映画「ザ・クリエイター 創造者」を観た。
AIロボットの映画にはどうしても付きまとうテーマがある。それは「人格を認める要件とは何か」である。
人間は生まれてきた瞬間から人格を認められ、人権が保護される。しかし胎児の段階では人間とは認められず、人権もない。だから堕胎手術は殺人とはならない。これについては宗教的または倫理的観点からの異論もあるし、堕胎を認めていない共同体もあるが、その議論はひとまず横に置いておく。
人間以外の生命は、人格を認められることはない。食料にされたり、実験材料にされたり、発酵に使われたりする。人間とコミュニケーションが出来ず、明確な意思表示や感情表現が出来ないのが大きな理由のひとつだろう。
しかし言葉が喋れて意思疎通が出来る動物がいたらどうだろうか。犬や猫ならまだしも、豚や牛だったら、殺して食べることにいささかの抵抗が生じるだろう。ゴキブリだとどうだろう。喋るゴキブリはもはや悪夢である。反射的に叩き殺してしまうかもしれない。
そう考えると、我々は見た目をかなり重視していることがわかる。猫や犬や鳥や、時には爬虫類や魚でも、見た目を気に入ると愛着が生じる。名前をつければ愛着はますます強まるだろう。そこで動物保護団体などが出来るが、大抵は脊椎動物が対象だ。ゴキブリを保護しようという主張は見たことがない。
本作品も実は見た目重視になっていて、重要なAIロボットはヒューマノイドの外見で、表情豊かに話す。その他大勢のAIロボットは、機械的な外見に描かれている。兵士や警察官など、爆弾や銃弾で破壊されるロボットの大半は無機質な見た目である。しかし彼らにもAIが搭載されていて、自分で考えることも意思疎通もできるはずだ。にもかかわらず、その他大勢という理由だけで、見た目を人間から遠くし、やたらにたくさん殺される役を引き受けさせる。
人がたくさん殺される映画の殆どが同じ構造になっていて、その他大勢のひとりひとりに人格があるにも関わらず、一瞬で殺されて顧みられることがない。本作品に登場するAIロボットも、個性的で重視されるものと、画一的で軽んじられるもののふたつの役割に分けられる。見た目もその通りになっている。

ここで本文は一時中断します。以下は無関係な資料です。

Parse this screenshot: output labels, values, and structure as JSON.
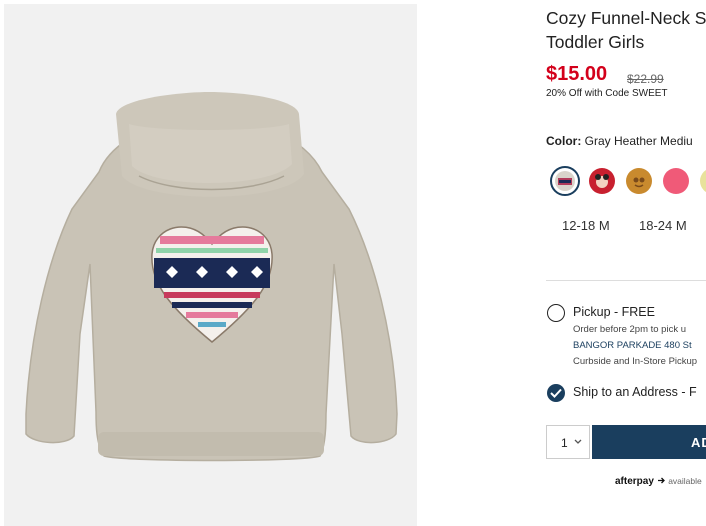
{
  "product": {
    "title_line1": "Cozy Funnel-Neck S",
    "title_line2": "Toddler Girls",
    "price": "$15.00",
    "original_price": "$22.99",
    "promo": "20% Off with Code SWEET"
  },
  "color": {
    "label": "Color:",
    "value": "Gray Heather Mediu",
    "swatches": [
      {
        "name": "gray-fair-isle-heart",
        "selected": true,
        "color": "#d9d4cb"
      },
      {
        "name": "red-character",
        "selected": false,
        "color": "#c8202f"
      },
      {
        "name": "mustard-face",
        "selected": false,
        "color": "#c98a2e"
      },
      {
        "name": "pink",
        "selected": false,
        "color": "#f05a78"
      },
      {
        "name": "yellow",
        "selected": false,
        "color": "#e8e29c"
      }
    ]
  },
  "sizes": [
    "12-18 M",
    "18-24 M"
  ],
  "fulfillment": {
    "pickup_label": "Pickup - FREE",
    "pickup_note": "Order before 2pm to pick u",
    "store": "BANGOR PARKADE 480 St",
    "pickup_options": "Curbside and In-Store Pickup",
    "ship_label": "Ship to an Address - F"
  },
  "cart": {
    "quantity": "1",
    "add_label": "AD"
  },
  "afterpay": {
    "logo": "afterpay",
    "text": "available"
  },
  "colors": {
    "accent_navy": "#1a3e5e",
    "sale_red": "#d3001b"
  }
}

AIロボットに戦争をさせるのは、人間の節約にはなるものの、それ以上に莫大な予算が必要となるが、その話は出なかった。
AIロボットに戦争を任せて通信とプログラムを制御させれば、当然核兵器もコントロールできる。しかし本作品に核兵器が登場するのは冒頭の経緯説明のシーンだけである。核兵器を廃絶したシーンはないから、AIロボットが核兵器を制御しているのは間違いなく、どうしてそれを使わないのか、または交渉の切り札にしないのかも不明。
という訳で、違和感をいくつも覚えながらの鑑賞となった。前述した疑問も最後まで解決されないままだ。
ベトナム語に似せた言語は、ベトナム戦争に似た本作品の構造を暗示しているのは分かったし、子供型のAIロボットが祝福されるシーンが、聖書に記されている、ヨルダン川でヨハネがイエスにバプテスマを施したのに似ているとも思った。
しかしAIの子供が世界の救世主になる訳ではない。人格の要件や見た目の問題、廃絶されない大量の核兵器などの問題は、依然として未解決のままである。鑑賞後のそういったもやもやを残すことが、実は監督による深謀遠慮なのかもしれない。邪推が過ぎるだろうか。